Lest anyone be tempted to conjure images of Charlotte’s Web (as the characters in fact do), this spider is a creature driven by instinct and dread, concerned solely with her survival and that of the eggs she carries within her. Initially, she seems almost peripheral to the central story, but in Dudar’s adept hands, she becomes an instrument of retribution in a most startling and appropriate way—in essence, a symbolic and literal force for justice and balance.

From the utter nastiness of the opening scene between Sadie of the Soaps and her bitter, vindictive daughter, to the final glimpse of Sadie entering a Hell beyond her worst imagining, Dudar tests the limits of family, depicting two utterly self-centered women whose lives focus more on the dead than on the living. Sadie is obsessed with her dead career; and Theresa, with her dead father, killed in car wreck. The women quarrel incessantly, about everything, each trying to score a point on the other. When Andy’s ghost appears, mother and daughter must confront realities rather than dreams—and the process nearly destroys them both.

“Peripheral Vision” amplifies on the themes of obsessive love and obsessive guilt as Theodore Danvers begins seeing the ghost of his dead son…but in this story indirectly, a momentary blur in the corner of his eye. He relates his haunting to Sister Margaret Willis, a church bereavement councilor; and readers immediately become enmeshed in the growth of his self-reproach, his isolation, and ultimately his self-destructive madness. It is a powerful story, to be sure, but not a pretty one.
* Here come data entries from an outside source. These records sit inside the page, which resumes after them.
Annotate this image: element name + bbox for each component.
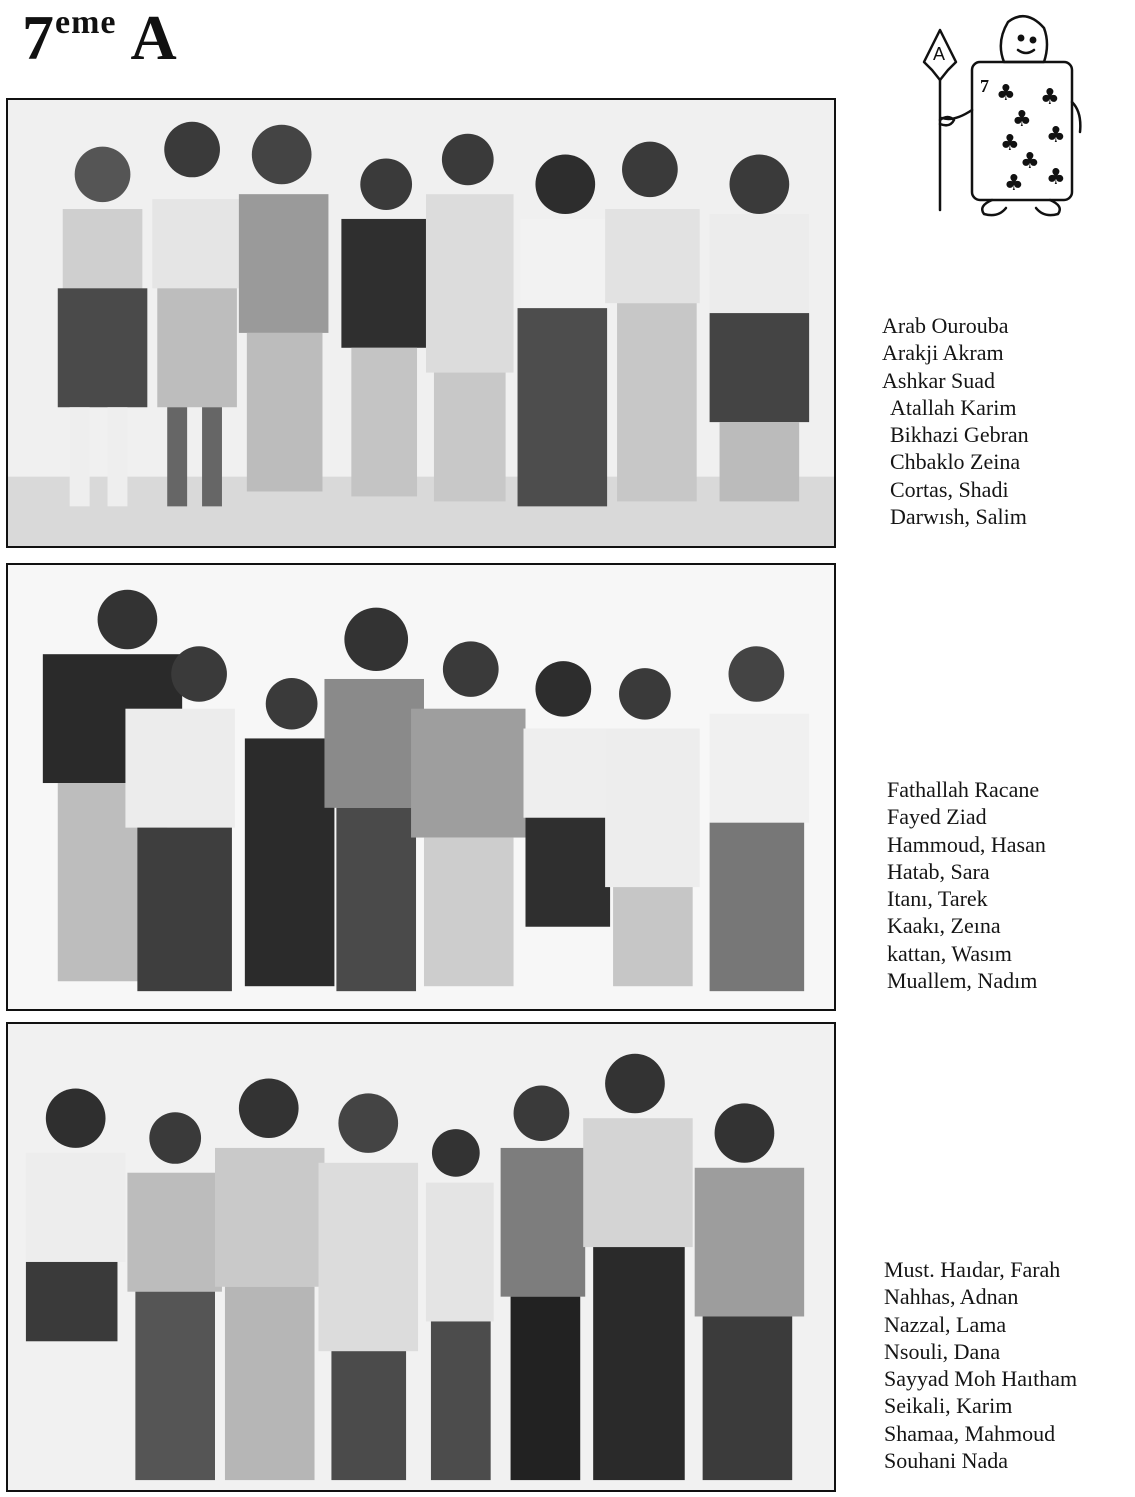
class-photo-1	[6, 98, 836, 548]
student-name: Nahhas, Adnan	[884, 1284, 1019, 1310]
student-name: Muallem, Nadım	[887, 968, 1038, 994]
student-name: Hatab, Sara	[887, 858, 990, 884]
page-title	[22, 0, 178, 87]
section-letter: A	[130, 2, 178, 73]
class-photo-3	[6, 1022, 836, 1492]
student-name: Chbaklo Zeina	[890, 449, 1021, 475]
student-name: Itanı, Tarek	[887, 886, 988, 912]
student-name: Bikhazi Gebran	[890, 422, 1029, 448]
student-name: Shamaa, Mahmoud	[884, 1420, 1056, 1446]
student-name: kattan, Wasım	[887, 940, 1012, 966]
card-number-label: 7	[980, 76, 989, 96]
student-name: Nazzal, Lama	[884, 1311, 1007, 1337]
class-photo-2	[6, 563, 836, 1011]
student-name: Nsouli, Dana	[884, 1338, 1001, 1364]
grade-superscript: eme	[55, 4, 117, 41]
grade-number: 7	[22, 2, 55, 73]
svg-text:♣: ♣	[1012, 107, 1032, 132]
svg-text:♣: ♣	[1046, 123, 1066, 148]
student-name: Sayyad Moh Haıtham	[884, 1366, 1078, 1392]
svg-text:♣: ♣	[1040, 85, 1060, 110]
student-name: Hammoud, Hasan	[887, 831, 1046, 857]
student-name: Arakji Akram	[882, 340, 1004, 366]
student-name: Darwısh, Salim	[890, 504, 1027, 530]
student-name: Ashkar Suad	[882, 367, 996, 393]
name-list-2	[887, 776, 1046, 994]
svg-text:♣: ♣	[1046, 165, 1066, 190]
student-name: Atallah Karim	[890, 394, 1017, 420]
student-name: Fayed Ziad	[887, 804, 987, 830]
student-name: Kaakı, Zeına	[887, 913, 1001, 939]
flag-letter: A	[933, 44, 946, 64]
playing-card-mascot-icon	[900, 10, 1100, 220]
name-list-1	[882, 312, 1029, 530]
student-name: Cortas, Shadi	[890, 476, 1009, 502]
svg-text:♣: ♣	[996, 81, 1016, 106]
student-name: Must. Haıdar, Farah	[884, 1257, 1061, 1282]
svg-text:♣: ♣	[1020, 149, 1040, 174]
student-name: Fathallah Racane	[887, 777, 1040, 802]
svg-text:♣: ♣	[1004, 171, 1024, 196]
student-name: Arab Ourouba	[882, 313, 1009, 338]
svg-text:♣: ♣	[1000, 131, 1020, 156]
student-name: Seikali, Karim	[884, 1393, 1013, 1419]
name-list-3	[884, 1256, 1077, 1474]
student-name: Souhani Nada	[884, 1448, 1009, 1474]
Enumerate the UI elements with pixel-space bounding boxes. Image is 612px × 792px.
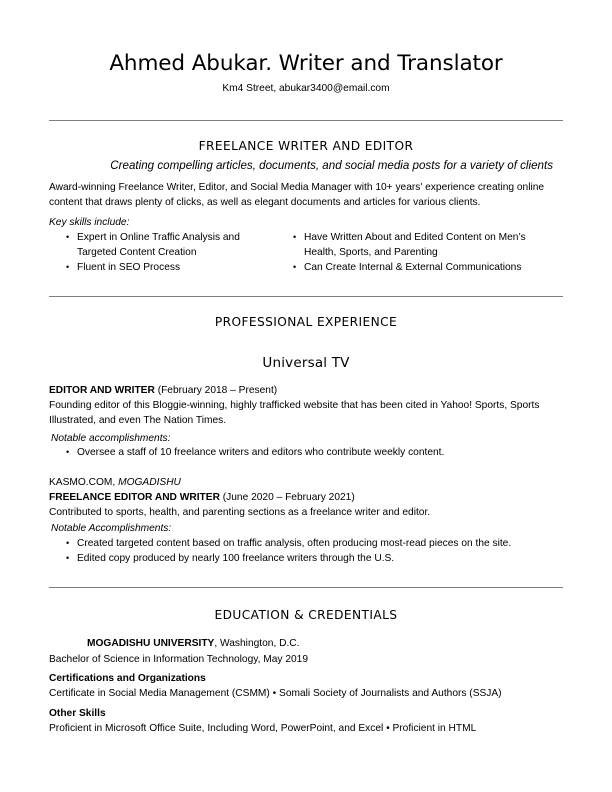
skill-item: • Can Create Internal & External Communications <box>293 260 553 275</box>
key-skills-label: Key skills include: <box>49 217 130 228</box>
job-role: EDITOR AND WRITER <box>49 385 155 396</box>
accomplishment-item: • Created targeted content based on traffic analysis, often producing most-read pieces on the site. <box>66 536 576 551</box>
section-title-education: EDUCATION & CREDENTIALS <box>214 608 398 622</box>
contact-line: Km4 Street, abukar3400@email.com <box>222 83 390 94</box>
employer-location: MOGADISHU <box>118 477 181 488</box>
job-dates: (February 2018 – Present) <box>157 385 278 396</box>
divider <box>49 120 563 121</box>
certifications-heading: Certifications and Organizations <box>49 673 206 684</box>
accomplishments-label: Notable accomplishments: <box>51 433 171 444</box>
school-name: MOGADISHU UNIVERSITY <box>87 638 215 649</box>
other-skills-heading: Other Skills <box>49 708 106 719</box>
resume-name-title: Ahmed Abukar. Writer and Translator <box>109 51 503 76</box>
accomplishment-item: • Oversee a staff of 10 freelance writers and editors who contribute weekly content. <box>66 445 566 460</box>
skills-left-column <box>66 230 276 275</box>
section-title-experience: PROFESSIONAL EXPERIENCE <box>214 315 398 329</box>
job-title-line <box>49 383 569 398</box>
accomplishments-list <box>66 445 566 460</box>
employer-line <box>49 475 569 490</box>
school-line <box>87 636 607 651</box>
summary-paragraph: Award-winning Freelance Writer, Editor, and Social Media Manager with 10+ years' experience creating online content that draws plenty of clicks, as well as elegant documents and articles for various clients. <box>49 182 545 208</box>
accomplishments-list <box>66 536 576 566</box>
job-title-line <box>49 490 569 505</box>
skill-item: • Have Written About and Edited Content on Men’s Health, Sports, and Parenting <box>293 230 529 260</box>
job-dates: (June 2020 – February 2021) <box>222 492 355 503</box>
summary-tagline: Creating compelling articles, documents, and social media posts for a variety of clients <box>110 159 553 172</box>
skill-item: • Expert in Online Traffic Analysis and Targeted Content Creation <box>66 230 276 260</box>
school-location: , Washington, D.C. <box>214 638 300 649</box>
company-name: Universal TV <box>262 355 350 371</box>
accomplishments-label: Notable Accomplishments: <box>51 523 172 534</box>
certifications-text: Certificate in Social Media Management (CSMM) • Somali Society of Journalists and Authors (SSJA) <box>49 688 502 699</box>
accomplishment-item: • Edited copy produced by nearly 100 freelance writers through the U.S. <box>66 551 576 566</box>
skill-item: • Fluent in SEO Process <box>66 260 276 275</box>
employer-name: KASMO.COM, <box>49 477 116 488</box>
divider <box>49 296 563 297</box>
skills-right-column <box>293 230 553 275</box>
job-role: FREELANCE EDITOR AND WRITER <box>49 492 220 503</box>
job-description: Contributed to sports, health, and parenting sections as a freelance writer and editor. <box>49 507 431 518</box>
section-title-summary: FREELANCE WRITER AND EDITOR <box>198 139 414 153</box>
other-skills-text: Proficient in Microsoft Office Suite, Including Word, PowerPoint, and Excel • Proficient in HTML <box>49 723 477 734</box>
job-description: Founding editor of this Bloggie-winning, highly trafficked website that has been cited in Yahoo! Sports, Sports Illustrated, and even The Nation Times. <box>49 400 540 426</box>
divider <box>49 587 563 588</box>
degree-line: Bachelor of Science in Information Technology, May 2019 <box>49 654 308 665</box>
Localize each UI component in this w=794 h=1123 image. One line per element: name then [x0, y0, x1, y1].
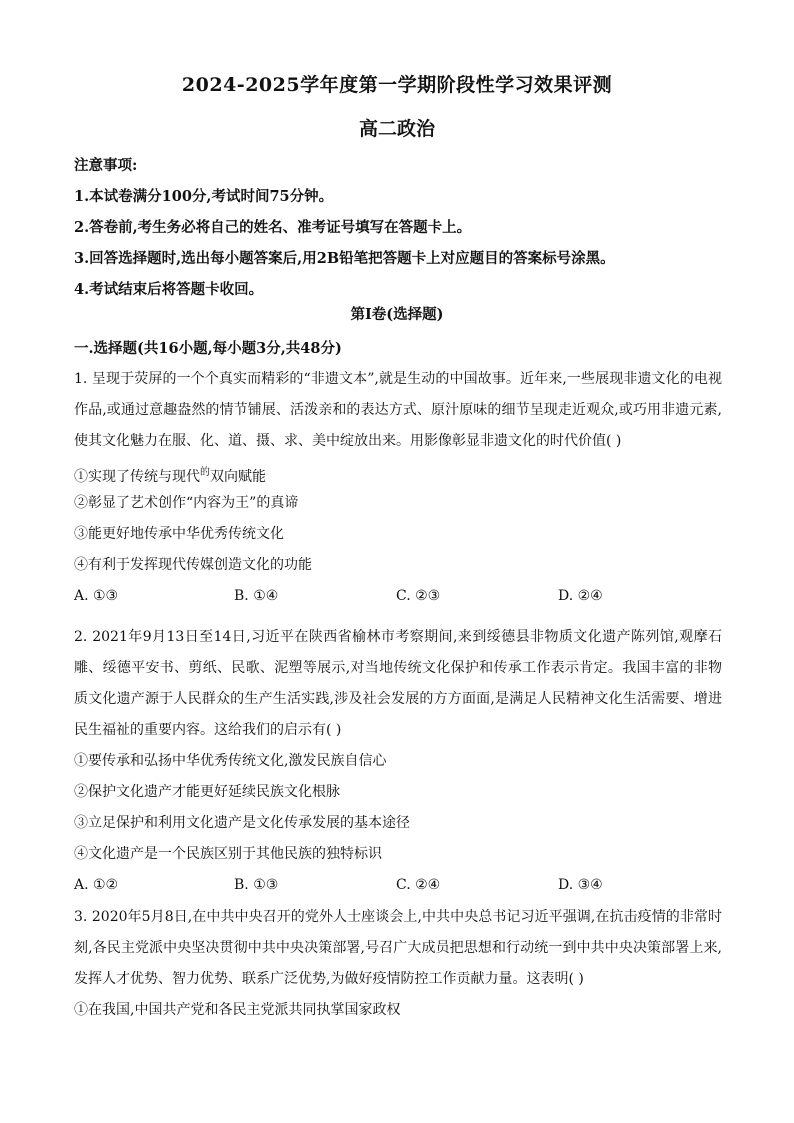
- statement-superscript: 的: [200, 467, 210, 478]
- question-stem: 1. 呈现于荧屏的一个个真实而精彩的“非遗文本”,就是生动的中国故事。近年来,一些展现非遗文化的电视作品,或通过意趣盎然的情节铺展、活泼亲和的表达方式、原汁原味的细节呈现走近观众,或巧用非遗元素,使其文化魅力在服、化、道、摄、求、美中绽放出来。用影像彰显非遗文化的时代价值( ): [74, 371, 722, 449]
- choice-c: C. ②③: [396, 588, 441, 604]
- choice-d: D. ②④: [558, 588, 603, 604]
- statement-option: ④文化遗产是一个民族区别于其他民族的独特标识: [74, 846, 382, 862]
- section-title: 第I卷(选择题): [350, 306, 444, 323]
- statement-option: ④有利于发挥现代传媒创造文化的功能: [74, 557, 312, 573]
- exam-title: 2024-2025学年度第一学期阶段性学习效果评测: [181, 74, 613, 96]
- statement-option: ①在我国,中国共产党和各民主党派共同执掌国家政权: [74, 1002, 401, 1018]
- statement-option: ③能更好地传承中华优秀传统文化: [74, 526, 284, 542]
- statement-option: ③立足保护和利用文化遗产是文化传承发展的基本途径: [74, 815, 410, 831]
- choice-b: B. ①④: [234, 588, 279, 604]
- question-2: [74, 622, 722, 901]
- choice-d: D. ③④: [558, 877, 603, 893]
- question-3: [74, 902, 722, 1026]
- statement-option: ①要传承和弘扬中华优秀传统文化,激发民族自信心: [74, 753, 387, 769]
- statement-text-tail: 双向赋能: [210, 469, 266, 485]
- question-stem: 3. 2020年5月8日,在中共中央召开的党外人士座谈会上,中共中央总书记习近平强调,在抗击疫情的非常时刻,各民主党派中央坚决贯彻中共中央决策部署,号召广大成员把思想和行动统一到中共中央决策部署上来,发挥人才优势、智力优势、联系广泛优势,为做好疫情防控工作贡献力量。这表明( ): [74, 909, 722, 987]
- statement-option: [74, 457, 722, 488]
- answer-choices: [74, 870, 722, 901]
- choice-c: C. ②④: [396, 877, 441, 893]
- exam-subject: 高二政治: [358, 118, 435, 140]
- question-stem: 2. 2021年9月13日至14日,习近平在陕西省榆林市考察期间,来到绥德县非物质文化遗产陈列馆,观摩石雕、绥德平安书、剪纸、民歌、泥塑等展示,对当地传统文化保护和传承工作表示肯定。我国丰富的非物质文化遗产源于人民群众的生产生活实践,涉及社会发展的方方面面,是满足人民精神文化生活需要、增进民生福祉的重要内容。这给我们的启示有( ): [74, 629, 722, 738]
- choice-a: A. ①②: [74, 877, 119, 893]
- note-item: 3.回答选择题时,选出每小题答案后,用2B铅笔把答题卡上对应题目的答案标号涂黑。: [74, 250, 615, 267]
- choice-a: A. ①③: [74, 588, 119, 604]
- notes-block: [74, 150, 734, 305]
- choice-b: B. ①③: [234, 877, 279, 893]
- statement-option: ②彰显了艺术创作“内容为王”的真谛: [74, 495, 299, 511]
- statement-text: ①实现了传统与现代: [74, 469, 200, 485]
- question-1: [74, 364, 722, 612]
- note-item: 2.答卷前,考生务必将自己的姓名、准考证号填写在答题卡上。: [74, 219, 472, 236]
- part-title: 一.选择题(共16小题,每小题3分,共48分): [74, 340, 342, 357]
- note-item: 4.考试结束后将答题卡收回。: [74, 281, 264, 298]
- note-item: 1.本试卷满分100分,考试时间75分钟。: [74, 188, 334, 205]
- statement-option: ②保护文化遗产才能更好延续民族文化根脉: [74, 784, 340, 800]
- answer-choices: [74, 581, 722, 612]
- notes-heading: 注意事项:: [74, 157, 138, 174]
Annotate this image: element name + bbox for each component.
The novella and the accompanying short story can be read in a single sitting, which intensifies the incremental tensions as Dudar raises questions of whether mutual understanding, acceptance, and forgiveness are possible, for either the living or the dead. His ghosts are real, his supernatural intrusions treated matter-of-factly; even the nameless spider perceives Andy’s ghostly presence and is terrified by it. This method of treatment gives both Where Spiders Fear to Spin and “Peripheral Vision” a kind of hardness, an oddly fitting definiteness, a sense of the uncompromising nature of the dead who can reach from the Beyond and force their wills upon mortals.